The Elusive Connection Between Social and Financial Performance
Can corporate social performance actually help a company’s bottom line? According to a new model focused on consumer behavior, the secret could lie in the ways companies disseminate information about social programs and how they segment markets based on customers’ values.
As the concept of corporate social performance (CSP) gains credence throughout the business world—with firms spending millions on social programs such as better labor practices and environmental stewardship—the obvious and inevitable question is whether such programs help the bottom line. Up until now, both academic and internal corporate studies have produced only equivocal results. Instead of trying to find some direct correlation between social and financial measures, as previous studies attempted, a new research model by Jesse H. Jones Graduate School of Management professors Douglas Schuler and Margaret Cording views consumer behavior as the key ingredient to understanding the potential relationship. “What we found that could be powerful for some companies,” says Schuler, “is that there’s potentially money to be made from these social activities.”
The research, published in the Academy of Management Review, first considers how firms convey information to the public about their social programs. It then looks at how consumers use or don’t use that information in their purchasing decisions. One of the keys to the purchase is the consumer’s moral orientation. The researchers argue that a company’s social activities can lead to financial gains by impacting consumers’ decisions only when there is ample information about a company’s social performance and the consumers are more focused on others as opposed to themselves.
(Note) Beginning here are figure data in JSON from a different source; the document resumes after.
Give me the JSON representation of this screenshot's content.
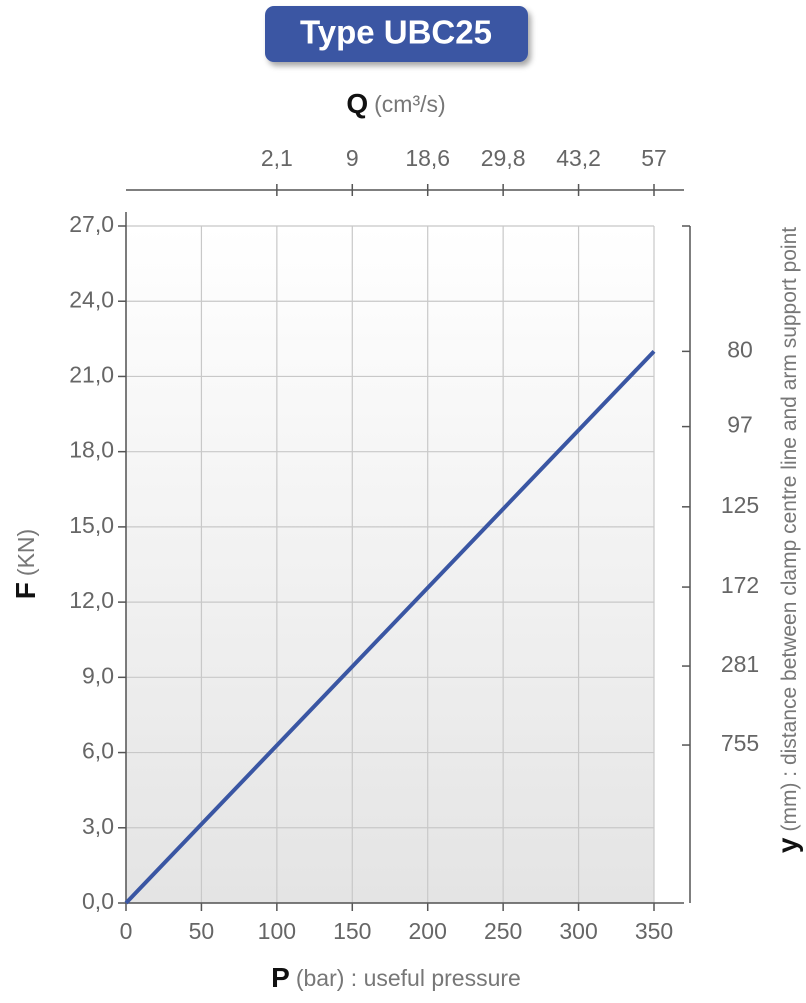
{
  "chart_data": {
    "type": "line",
    "title": "Type UBC25",
    "x_label": "P",
    "x_label_unit": "(bar) : useful pressure",
    "y_label": "F",
    "y_label_unit": "(KN)",
    "x2_label": "Q",
    "x2_label_unit": "(cm³/s)",
    "y2_label": "y",
    "y2_label_unit": "(mm) : distance between clamp centre line and arm support point",
    "series": [
      {
        "name": "F",
        "color": "#3a56a3",
        "x": [
          0,
          350
        ],
        "values": [
          0,
          22
        ]
      }
    ],
    "xlim": [
      0,
      350
    ],
    "xticks": [
      0,
      50,
      100,
      150,
      200,
      250,
      300,
      350
    ],
    "ylim": [
      0,
      27
    ],
    "yticks": [
      {
        "value": 0,
        "label": "0,0"
      },
      {
        "value": 3,
        "label": "3,0"
      },
      {
        "value": 6,
        "label": "6,0"
      },
      {
        "value": 9,
        "label": "9,0"
      },
      {
        "value": 12,
        "label": "12,0"
      },
      {
        "value": 15,
        "label": "15,0"
      },
      {
        "value": 18,
        "label": "18,0"
      },
      {
        "value": 21,
        "label": "21,0"
      },
      {
        "value": 24,
        "label": "24,0"
      },
      {
        "value": 27,
        "label": "27,0"
      }
    ],
    "q_at_p": [
      {
        "p": 100,
        "q": 2.1,
        "label": "2,1"
      },
      {
        "p": 150,
        "q": 9,
        "label": "9"
      },
      {
        "p": 200,
        "q": 18.6,
        "label": "18,6"
      },
      {
        "p": 250,
        "q": 29.8,
        "label": "29,8"
      },
      {
        "p": 300,
        "q": 43.2,
        "label": "43,2"
      },
      {
        "p": 350,
        "q": 57,
        "label": "57"
      }
    ],
    "y_at_f": [
      {
        "f": 22,
        "y": 80
      },
      {
        "f": 19,
        "y": 97
      },
      {
        "f": 15.8,
        "y": 125
      },
      {
        "f": 12.6,
        "y": 172
      },
      {
        "f": 9.45,
        "y": 281
      },
      {
        "f": 6.3,
        "y": 755
      }
    ],
    "grid": true
  }
}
Schuler and Cording plan to test their model soon with a consumer survey, but in the meantime, the research offers some immediate real-world implications for managers, particularly regarding the ways firms segment their markets. The authors argue that some consumers give more weight than others to information about companies’ social performance and that understanding who those consumers are would allow companies to target their CSP messages accordingly.
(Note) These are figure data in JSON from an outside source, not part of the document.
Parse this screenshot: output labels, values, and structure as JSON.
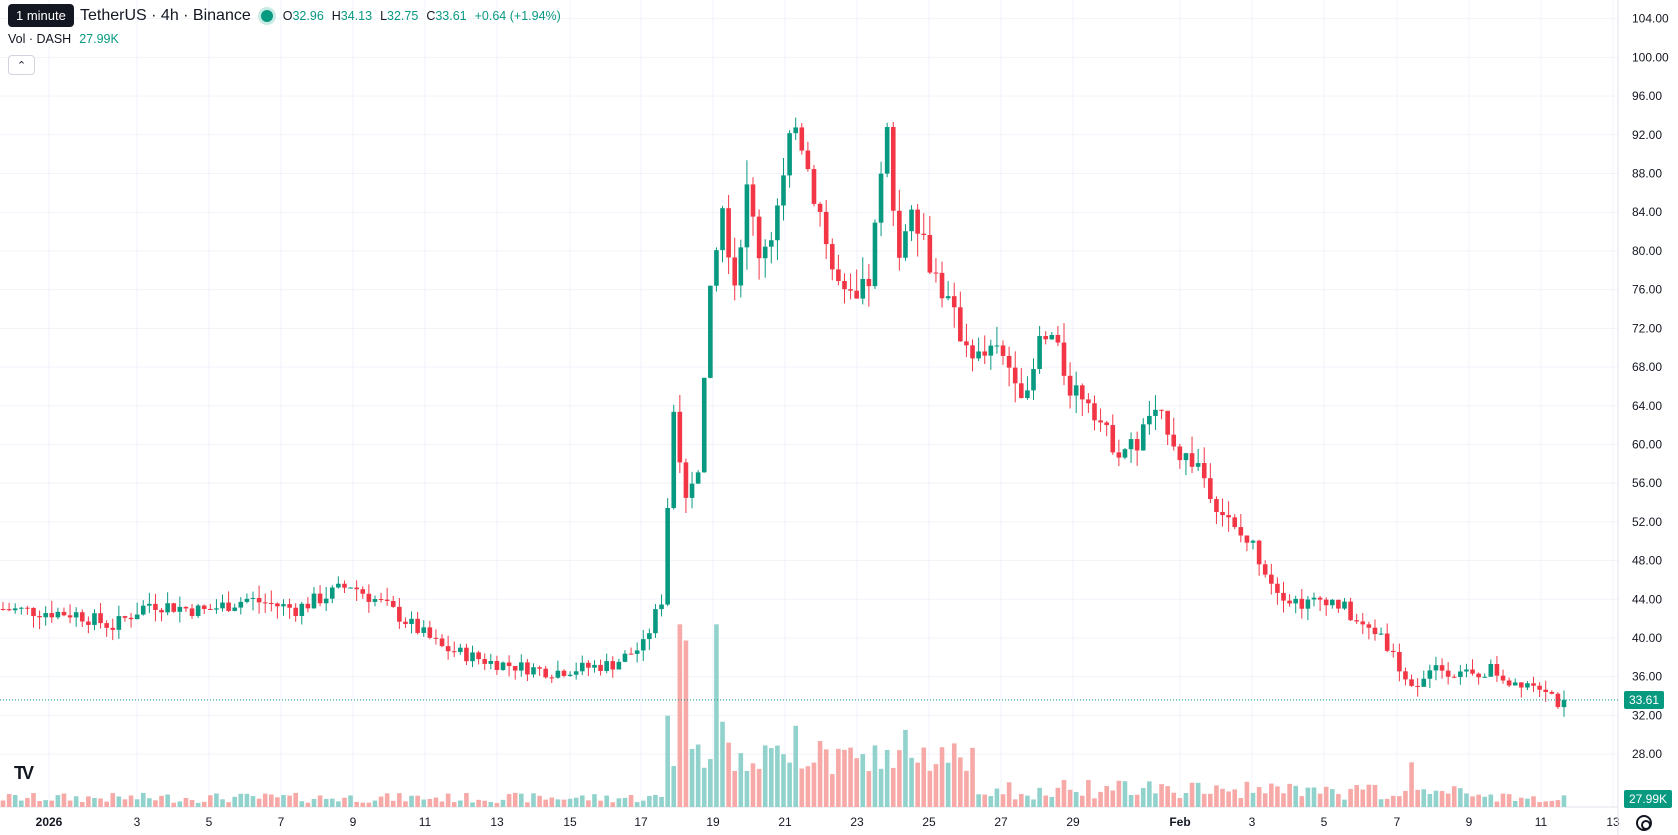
{
  "tooltip": "1 minute",
  "legend": {
    "symbol": "TetherUS · 4h · Binance",
    "o_label": "O",
    "o_value": "32.96",
    "h_label": "H",
    "h_value": "34.13",
    "l_label": "L",
    "l_value": "32.75",
    "c_label": "C",
    "c_value": "33.61",
    "change": "+0.64 (+1.94%)"
  },
  "volume_legend": {
    "label": "Vol · DASH",
    "value": "27.99K"
  },
  "collapse_icon": "chevron-up-icon",
  "logo_icon": "tradingview-logo",
  "price_tag": "33.61",
  "volume_tag": "27.99K",
  "colors": {
    "up": "#089981",
    "down": "#f23645",
    "up_vol": "#92d2cc",
    "down_vol": "#f7a9a7",
    "grid": "#f0f3fa"
  },
  "chart_data": {
    "type": "candlestick",
    "x_labels": [
      "2026",
      "3",
      "5",
      "7",
      "9",
      "11",
      "13",
      "15",
      "17",
      "19",
      "21",
      "23",
      "25",
      "27",
      "29",
      "Feb",
      "3",
      "5",
      "7",
      "9",
      "11",
      "13"
    ],
    "y_ticks": [
      "104.00",
      "100.00",
      "96.00",
      "92.00",
      "88.00",
      "84.00",
      "80.00",
      "76.00",
      "72.00",
      "68.00",
      "64.00",
      "60.00",
      "56.00",
      "52.00",
      "48.00",
      "44.00",
      "40.00",
      "36.00",
      "32.00",
      "28.00"
    ],
    "ylim": [
      24.5,
      105
    ],
    "last_price": 33.61,
    "close_path": [
      [
        0,
        43.0
      ],
      [
        12,
        42.5
      ],
      [
        18,
        41.2
      ],
      [
        24,
        43.6
      ],
      [
        33,
        42.8
      ],
      [
        40,
        44.0
      ],
      [
        48,
        43.0
      ],
      [
        57,
        45.5
      ],
      [
        63,
        43.2
      ],
      [
        72,
        39.0
      ],
      [
        80,
        37.5
      ],
      [
        90,
        36.5
      ],
      [
        100,
        37.3
      ],
      [
        105,
        39.2
      ],
      [
        108,
        44.0
      ],
      [
        110,
        63.5
      ],
      [
        112,
        55.0
      ],
      [
        114,
        58.0
      ],
      [
        116,
        75.0
      ],
      [
        118,
        84.5
      ],
      [
        120,
        77.0
      ],
      [
        122,
        86.0
      ],
      [
        124,
        80.0
      ],
      [
        126,
        82.0
      ],
      [
        128,
        87.0
      ],
      [
        130,
        94.0
      ],
      [
        132,
        88.5
      ],
      [
        134,
        84.0
      ],
      [
        136,
        78.0
      ],
      [
        138,
        75.0
      ],
      [
        140,
        74.5
      ],
      [
        142,
        77.0
      ],
      [
        145,
        92.0
      ],
      [
        147,
        79.5
      ],
      [
        149,
        85.5
      ],
      [
        152,
        79.0
      ],
      [
        155,
        74.5
      ],
      [
        157,
        71.5
      ],
      [
        160,
        69.0
      ],
      [
        163,
        69.5
      ],
      [
        166,
        67.5
      ],
      [
        168,
        64.5
      ],
      [
        170,
        70.5
      ],
      [
        172,
        71.0
      ],
      [
        175,
        66.0
      ],
      [
        178,
        65.0
      ],
      [
        181,
        61.0
      ],
      [
        183,
        59.5
      ],
      [
        186,
        60.0
      ],
      [
        188,
        63.0
      ],
      [
        191,
        62.0
      ],
      [
        193,
        59.0
      ],
      [
        196,
        58.0
      ],
      [
        199,
        54.0
      ],
      [
        202,
        51.0
      ],
      [
        205,
        49.5
      ],
      [
        208,
        46.0
      ],
      [
        211,
        44.0
      ],
      [
        214,
        43.5
      ],
      [
        217,
        44.2
      ],
      [
        220,
        43.0
      ],
      [
        223,
        41.0
      ],
      [
        226,
        40.5
      ],
      [
        229,
        37.0
      ],
      [
        231,
        34.5
      ],
      [
        233,
        35.5
      ],
      [
        235,
        37.0
      ],
      [
        238,
        36.5
      ],
      [
        241,
        36.0
      ],
      [
        244,
        36.8
      ],
      [
        247,
        35.5
      ],
      [
        250,
        35.5
      ],
      [
        253,
        35.0
      ],
      [
        255,
        33.3
      ],
      [
        256,
        33.6
      ]
    ],
    "volume_peaks": [
      [
        109,
        0.45
      ],
      [
        111,
        0.9
      ],
      [
        112,
        0.82
      ],
      [
        117,
        0.9
      ],
      [
        118,
        0.42
      ],
      [
        130,
        0.4
      ],
      [
        148,
        0.38
      ],
      [
        231,
        0.22
      ]
    ]
  }
}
“A bunch of men watching a football game together probably don’t care as much as a woman watching Lifetime whether Budweiser has a program to support needy children,” Schuler notes. “If you can segment your customers on certain ethical characteristics, you’ll have a better idea of what you have to gain from these social activities.”
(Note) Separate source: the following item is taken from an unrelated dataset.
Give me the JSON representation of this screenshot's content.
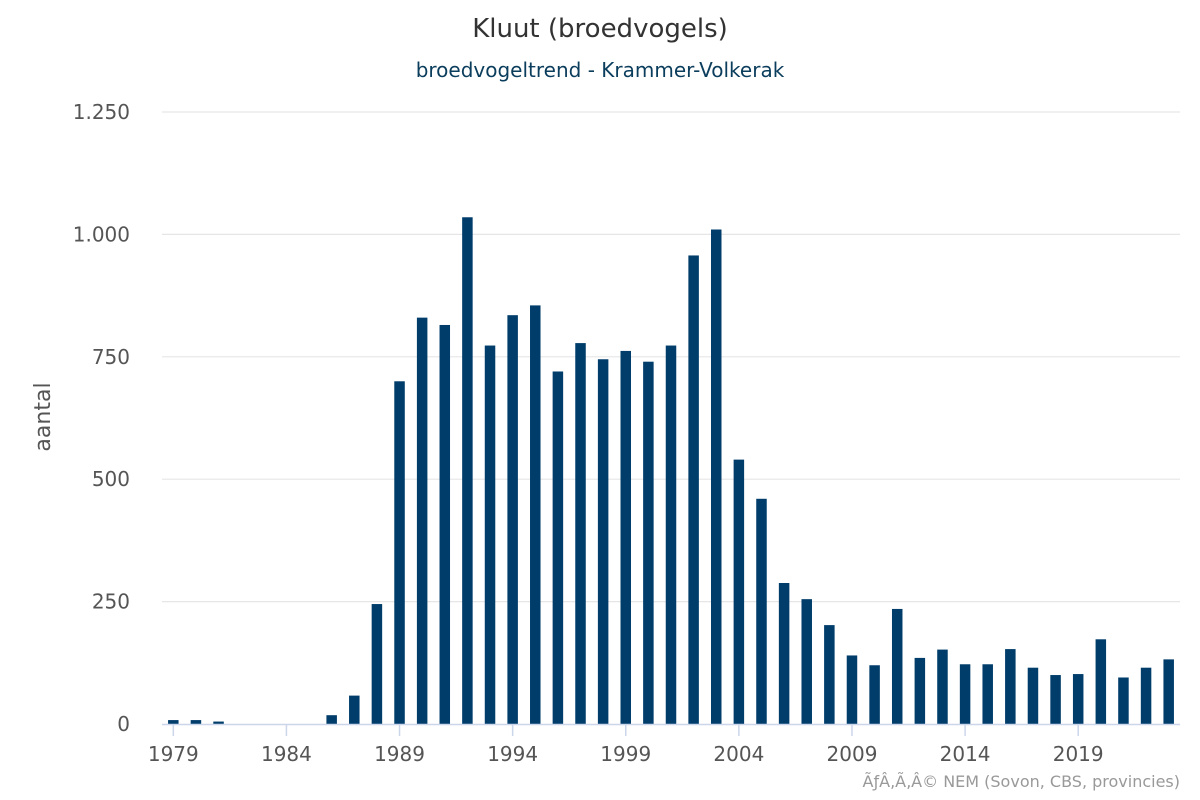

In addition, the authors argue that the message about a company’s social performance programs is more powerful if it comes from a third party not connected to the company, such as a media outlet or a social watchdog organization—trusting Nike less, say, than the San Francisco Chronicle or Human Rights Watch. This suggests that managing relationships with appropriate third-party groups is critical.
Companies with a positive CSP image also need to be vigilant to maintain that image, because they have the most to lose in the face of unfavorable news. “It’s almost a tabloid-type proposition,” Schuler says. “We live to find dirt about movie stars, so companies that have very strong reputations really need to be careful to not have some internal scandal or something else of the sort come to light.”
The authors limited their study to consumers—as opposed to other corporate stakeholders such as investors and employees—and looked exclusively at buying behavior connected with “high-involvement” goods like cars and home electronics, since consumers are more likely to research these purchases—and thus evaluate CSP information—than daily household goods they routinely buy. Ultimately, once information about a company’s CSP reputation reaches consumers, the buyer’s own moral compass plays a key role in the final buying decision.